Comment vous est venue l'idée de dessiner en live ?
Mon premier dessin live date de 2006, au Pop In. La cave était pleine à craquer et j'avais dû rester dans l'escalier. De là où j'étais, je ne voyais qu'un bout d'un des musiciens. Un peu frustré d'être coincé là, l'idée m'est venue de sortir un petit carnet A5 de ma poche et de dessiner le peu que je voyais. C'était alors un cas isolé, mais l'envie de dessiner en concert à germé à ce moment là. C'était une façon de participer à la performance. Un peu gêné par le regard des autres et surtout effrayé par la difficulté que représentait l'exercice, ce n'est que vers 2011-2012 que je m'y suis mis plus régulièrement. J'allais alors souvent aux soirées "We Are Folk Family", au Mama Kin Café, dans le XIXe. C'était relativement facile de dessiner car j'étais assis à une table, et les groupes jouaient une musique plutôt tranquille, ils n'étaient qu'un ou deux sur scène... Ça m'a mis en confiance. Les choses se sont gâtées quand j'ai voulu essayer de faire la même chose à des concerts plus rock avec des groupes de quatre, cinq, ou plus, musiciens qui sautent partout. J'ai compris à ce moment là qu'il faudrait que je le fasse et le refasse systématiquement, pour que ça devienne plus naturel et que j'obtienne quelque chose qui me plaise.

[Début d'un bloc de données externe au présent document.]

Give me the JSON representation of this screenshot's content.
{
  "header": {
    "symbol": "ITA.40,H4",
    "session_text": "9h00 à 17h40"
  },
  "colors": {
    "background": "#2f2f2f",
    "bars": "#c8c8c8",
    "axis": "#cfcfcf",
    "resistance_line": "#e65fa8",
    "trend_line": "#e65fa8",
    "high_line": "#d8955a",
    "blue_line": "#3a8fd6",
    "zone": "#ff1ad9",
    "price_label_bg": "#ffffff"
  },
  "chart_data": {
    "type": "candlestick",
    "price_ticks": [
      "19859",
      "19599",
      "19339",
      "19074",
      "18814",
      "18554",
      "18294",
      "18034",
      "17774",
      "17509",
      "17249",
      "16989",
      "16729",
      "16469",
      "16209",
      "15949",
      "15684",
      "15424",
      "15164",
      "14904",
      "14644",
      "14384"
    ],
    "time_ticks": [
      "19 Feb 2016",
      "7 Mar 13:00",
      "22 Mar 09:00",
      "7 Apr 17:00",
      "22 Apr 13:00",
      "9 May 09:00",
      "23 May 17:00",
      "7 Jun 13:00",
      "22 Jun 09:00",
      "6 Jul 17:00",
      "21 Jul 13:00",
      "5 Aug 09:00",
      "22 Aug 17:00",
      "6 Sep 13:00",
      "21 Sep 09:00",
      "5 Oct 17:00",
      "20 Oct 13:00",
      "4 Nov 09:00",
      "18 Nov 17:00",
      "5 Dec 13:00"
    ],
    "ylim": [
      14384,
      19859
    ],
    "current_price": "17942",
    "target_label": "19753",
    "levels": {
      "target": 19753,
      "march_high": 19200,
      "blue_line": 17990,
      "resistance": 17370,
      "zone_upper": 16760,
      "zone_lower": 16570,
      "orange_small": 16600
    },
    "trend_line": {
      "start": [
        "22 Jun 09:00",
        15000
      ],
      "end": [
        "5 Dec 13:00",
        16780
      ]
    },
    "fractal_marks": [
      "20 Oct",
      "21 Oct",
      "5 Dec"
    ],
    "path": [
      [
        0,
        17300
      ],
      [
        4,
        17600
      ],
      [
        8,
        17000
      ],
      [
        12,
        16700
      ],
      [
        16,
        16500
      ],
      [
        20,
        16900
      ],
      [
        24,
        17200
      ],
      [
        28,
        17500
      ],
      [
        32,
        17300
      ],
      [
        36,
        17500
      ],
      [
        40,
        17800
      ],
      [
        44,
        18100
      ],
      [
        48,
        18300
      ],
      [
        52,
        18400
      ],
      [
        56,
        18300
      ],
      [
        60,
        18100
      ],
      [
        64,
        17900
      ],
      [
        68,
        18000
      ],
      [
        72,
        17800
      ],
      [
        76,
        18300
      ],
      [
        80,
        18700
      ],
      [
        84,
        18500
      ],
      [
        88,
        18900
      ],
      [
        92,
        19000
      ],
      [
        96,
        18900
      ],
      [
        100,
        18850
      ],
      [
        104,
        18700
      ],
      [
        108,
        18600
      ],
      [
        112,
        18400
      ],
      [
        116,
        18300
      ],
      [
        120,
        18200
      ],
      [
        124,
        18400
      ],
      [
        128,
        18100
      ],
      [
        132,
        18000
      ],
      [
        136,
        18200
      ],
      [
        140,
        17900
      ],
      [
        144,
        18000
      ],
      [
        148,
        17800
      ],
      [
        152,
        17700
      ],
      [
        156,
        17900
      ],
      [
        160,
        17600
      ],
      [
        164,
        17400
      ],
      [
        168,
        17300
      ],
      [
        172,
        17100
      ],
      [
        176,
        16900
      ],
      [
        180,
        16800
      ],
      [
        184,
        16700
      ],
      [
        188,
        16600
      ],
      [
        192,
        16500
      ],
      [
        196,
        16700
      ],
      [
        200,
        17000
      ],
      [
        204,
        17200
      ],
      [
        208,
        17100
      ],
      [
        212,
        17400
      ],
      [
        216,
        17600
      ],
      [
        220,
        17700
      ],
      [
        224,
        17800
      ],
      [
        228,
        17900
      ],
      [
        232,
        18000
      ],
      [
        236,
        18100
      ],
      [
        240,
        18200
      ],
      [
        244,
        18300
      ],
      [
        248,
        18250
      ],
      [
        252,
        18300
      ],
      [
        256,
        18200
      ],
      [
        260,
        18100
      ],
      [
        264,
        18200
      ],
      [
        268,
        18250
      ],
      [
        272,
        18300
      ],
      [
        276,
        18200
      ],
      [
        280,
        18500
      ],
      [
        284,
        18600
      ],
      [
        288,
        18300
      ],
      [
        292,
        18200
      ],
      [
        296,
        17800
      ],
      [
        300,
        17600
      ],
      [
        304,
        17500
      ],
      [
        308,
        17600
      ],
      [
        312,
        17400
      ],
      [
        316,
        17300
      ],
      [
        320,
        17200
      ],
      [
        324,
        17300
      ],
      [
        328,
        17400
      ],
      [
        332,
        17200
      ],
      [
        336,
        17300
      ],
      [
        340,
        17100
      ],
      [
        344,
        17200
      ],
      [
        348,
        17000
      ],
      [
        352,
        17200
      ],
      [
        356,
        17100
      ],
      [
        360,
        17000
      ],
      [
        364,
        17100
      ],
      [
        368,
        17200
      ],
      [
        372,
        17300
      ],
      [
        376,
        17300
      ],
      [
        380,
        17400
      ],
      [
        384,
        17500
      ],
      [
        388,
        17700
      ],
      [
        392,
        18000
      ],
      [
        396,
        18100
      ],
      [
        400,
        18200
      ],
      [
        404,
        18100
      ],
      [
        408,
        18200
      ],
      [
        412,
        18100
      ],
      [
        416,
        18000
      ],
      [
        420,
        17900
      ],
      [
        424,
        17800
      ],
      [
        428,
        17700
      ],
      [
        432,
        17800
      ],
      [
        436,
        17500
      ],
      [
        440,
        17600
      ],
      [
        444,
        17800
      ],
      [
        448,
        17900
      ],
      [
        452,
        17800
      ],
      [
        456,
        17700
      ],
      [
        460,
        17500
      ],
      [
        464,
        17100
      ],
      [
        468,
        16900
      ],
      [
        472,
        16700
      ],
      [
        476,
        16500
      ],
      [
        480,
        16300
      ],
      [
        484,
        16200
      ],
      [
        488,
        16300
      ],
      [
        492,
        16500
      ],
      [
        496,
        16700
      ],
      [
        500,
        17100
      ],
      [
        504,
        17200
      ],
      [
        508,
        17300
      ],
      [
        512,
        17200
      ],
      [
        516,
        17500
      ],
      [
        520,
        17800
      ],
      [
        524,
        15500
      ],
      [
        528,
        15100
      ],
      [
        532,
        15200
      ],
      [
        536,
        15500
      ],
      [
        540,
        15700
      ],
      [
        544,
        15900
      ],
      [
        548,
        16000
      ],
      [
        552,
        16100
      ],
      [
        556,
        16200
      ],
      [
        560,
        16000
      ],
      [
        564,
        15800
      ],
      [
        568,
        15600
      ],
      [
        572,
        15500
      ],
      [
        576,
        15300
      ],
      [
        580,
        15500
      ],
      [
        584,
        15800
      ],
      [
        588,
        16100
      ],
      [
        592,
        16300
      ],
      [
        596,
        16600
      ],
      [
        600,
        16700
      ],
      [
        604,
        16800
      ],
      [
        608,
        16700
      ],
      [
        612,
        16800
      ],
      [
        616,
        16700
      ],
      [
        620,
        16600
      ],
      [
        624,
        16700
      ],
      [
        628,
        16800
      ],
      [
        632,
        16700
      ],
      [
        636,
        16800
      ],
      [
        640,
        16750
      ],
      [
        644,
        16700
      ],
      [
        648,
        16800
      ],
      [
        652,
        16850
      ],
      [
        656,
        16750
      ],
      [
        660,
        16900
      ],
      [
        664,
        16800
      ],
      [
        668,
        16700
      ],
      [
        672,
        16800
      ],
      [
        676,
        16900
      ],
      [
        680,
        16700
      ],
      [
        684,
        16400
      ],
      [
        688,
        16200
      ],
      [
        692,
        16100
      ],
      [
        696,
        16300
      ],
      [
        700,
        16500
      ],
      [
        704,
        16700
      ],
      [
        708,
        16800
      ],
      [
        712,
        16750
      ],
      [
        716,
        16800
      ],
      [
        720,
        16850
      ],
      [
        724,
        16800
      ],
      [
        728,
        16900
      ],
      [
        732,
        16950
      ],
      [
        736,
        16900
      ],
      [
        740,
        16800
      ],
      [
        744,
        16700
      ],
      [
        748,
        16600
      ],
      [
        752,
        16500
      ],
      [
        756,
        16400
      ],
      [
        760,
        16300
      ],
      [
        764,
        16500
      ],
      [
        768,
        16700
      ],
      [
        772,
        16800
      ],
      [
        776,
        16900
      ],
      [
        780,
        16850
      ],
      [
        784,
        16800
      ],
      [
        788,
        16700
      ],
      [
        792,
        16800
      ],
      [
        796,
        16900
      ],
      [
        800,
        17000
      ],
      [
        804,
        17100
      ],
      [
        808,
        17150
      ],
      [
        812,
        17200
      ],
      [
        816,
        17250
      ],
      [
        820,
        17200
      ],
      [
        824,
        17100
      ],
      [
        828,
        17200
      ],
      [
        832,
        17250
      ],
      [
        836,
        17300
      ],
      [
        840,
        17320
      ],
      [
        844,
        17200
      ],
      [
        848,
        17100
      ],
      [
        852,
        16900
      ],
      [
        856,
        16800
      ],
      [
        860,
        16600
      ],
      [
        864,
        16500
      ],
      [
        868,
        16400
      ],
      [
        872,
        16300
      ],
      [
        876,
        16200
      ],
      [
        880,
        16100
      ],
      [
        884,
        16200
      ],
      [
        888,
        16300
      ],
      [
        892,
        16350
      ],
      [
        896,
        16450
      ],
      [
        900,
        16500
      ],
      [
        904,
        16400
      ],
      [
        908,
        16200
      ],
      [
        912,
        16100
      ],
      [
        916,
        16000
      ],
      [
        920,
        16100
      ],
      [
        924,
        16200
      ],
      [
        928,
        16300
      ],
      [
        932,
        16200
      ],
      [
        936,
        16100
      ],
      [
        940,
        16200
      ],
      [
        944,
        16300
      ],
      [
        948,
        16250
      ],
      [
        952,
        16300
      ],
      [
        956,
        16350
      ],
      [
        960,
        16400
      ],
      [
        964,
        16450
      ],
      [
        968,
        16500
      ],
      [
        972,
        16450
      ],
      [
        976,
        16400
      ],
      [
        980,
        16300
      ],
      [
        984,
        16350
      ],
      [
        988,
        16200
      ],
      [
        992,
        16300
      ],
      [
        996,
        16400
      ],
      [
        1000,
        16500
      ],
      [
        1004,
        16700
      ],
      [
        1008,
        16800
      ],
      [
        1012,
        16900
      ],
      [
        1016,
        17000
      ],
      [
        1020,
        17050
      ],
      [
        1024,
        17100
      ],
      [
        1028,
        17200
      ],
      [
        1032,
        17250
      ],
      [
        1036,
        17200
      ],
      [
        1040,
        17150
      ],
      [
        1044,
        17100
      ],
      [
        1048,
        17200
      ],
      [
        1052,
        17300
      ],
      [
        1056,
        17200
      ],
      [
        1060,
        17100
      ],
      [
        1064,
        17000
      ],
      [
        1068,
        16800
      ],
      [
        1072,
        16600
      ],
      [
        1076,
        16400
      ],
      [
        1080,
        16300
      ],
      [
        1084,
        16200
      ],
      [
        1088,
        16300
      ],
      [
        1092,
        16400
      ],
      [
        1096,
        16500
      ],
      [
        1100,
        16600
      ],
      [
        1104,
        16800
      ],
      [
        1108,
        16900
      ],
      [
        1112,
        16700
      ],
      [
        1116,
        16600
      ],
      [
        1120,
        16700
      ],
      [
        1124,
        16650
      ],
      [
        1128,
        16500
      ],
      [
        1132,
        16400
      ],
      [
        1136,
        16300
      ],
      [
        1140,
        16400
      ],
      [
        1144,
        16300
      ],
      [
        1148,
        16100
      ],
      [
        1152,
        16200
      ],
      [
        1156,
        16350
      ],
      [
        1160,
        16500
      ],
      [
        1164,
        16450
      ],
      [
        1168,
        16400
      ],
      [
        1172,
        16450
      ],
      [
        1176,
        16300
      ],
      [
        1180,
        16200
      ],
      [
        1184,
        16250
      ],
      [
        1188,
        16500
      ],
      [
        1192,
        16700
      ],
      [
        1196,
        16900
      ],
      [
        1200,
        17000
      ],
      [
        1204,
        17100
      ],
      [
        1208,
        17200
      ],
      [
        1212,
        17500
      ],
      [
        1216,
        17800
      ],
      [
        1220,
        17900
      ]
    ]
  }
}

Puis, au fil des soirées, je me suis aussi rendu compte que ce que je faisais était un moyen de faire connaître une certaine scène, à mon petit niveau. Enfin, j'ai découvert que d'autres dessinateurs avaient la même approche ; voir leur travail, en rencontrer certains et même dessiner avec eux sur certaines soirées m'a motivé à persévérer (coucou Croque And Roll Live ! ttps://croqueandrolllive.wordpress.com).

Comme les photographes et journalistes, êtes-vous accrédité lors des concerts ?
Pas toujours. Au début, comme je le disais, je ne me sentais pas hyper à l'aise dans mon activité de dessin de concert et j'ai donc dû beaucoup pratiquer avant d'avoir suffisamment confiance en moi pour oser demander une accréditation. Même si je n'ai pas d'obligation de résultat, être invité au concert me met quand même une petite pression - je ne parle pas de la bière ! Mes principaux dealers de concerts sont des assos qui font des soirées très peu chères, à 5 ou 6 € l'entrée, donc si on m'invite c'est cool, mais sinon j'y vais de toute façon, pour découvrir de nouveaux groupes et les soutenir. Quand il y a des concerts ou des festivals plus chers qui m'intéressent, je contacte parfois la salle ou l'organisateur pour demander une accréditation. Et assez souvent, ça marche. En revanche, je n'ai jamais eu d'accès privilégié sur le côté ou l'arrière de la scène, ni même dans la zone réservée aux photographes. Il y a aussi des lieux où j'ai dessiné et dont les programmateurs ont proposé de me mettre sur liste, quand je le souhaitais, sur des dates ultérieures, ce qui est très sympa de leur part.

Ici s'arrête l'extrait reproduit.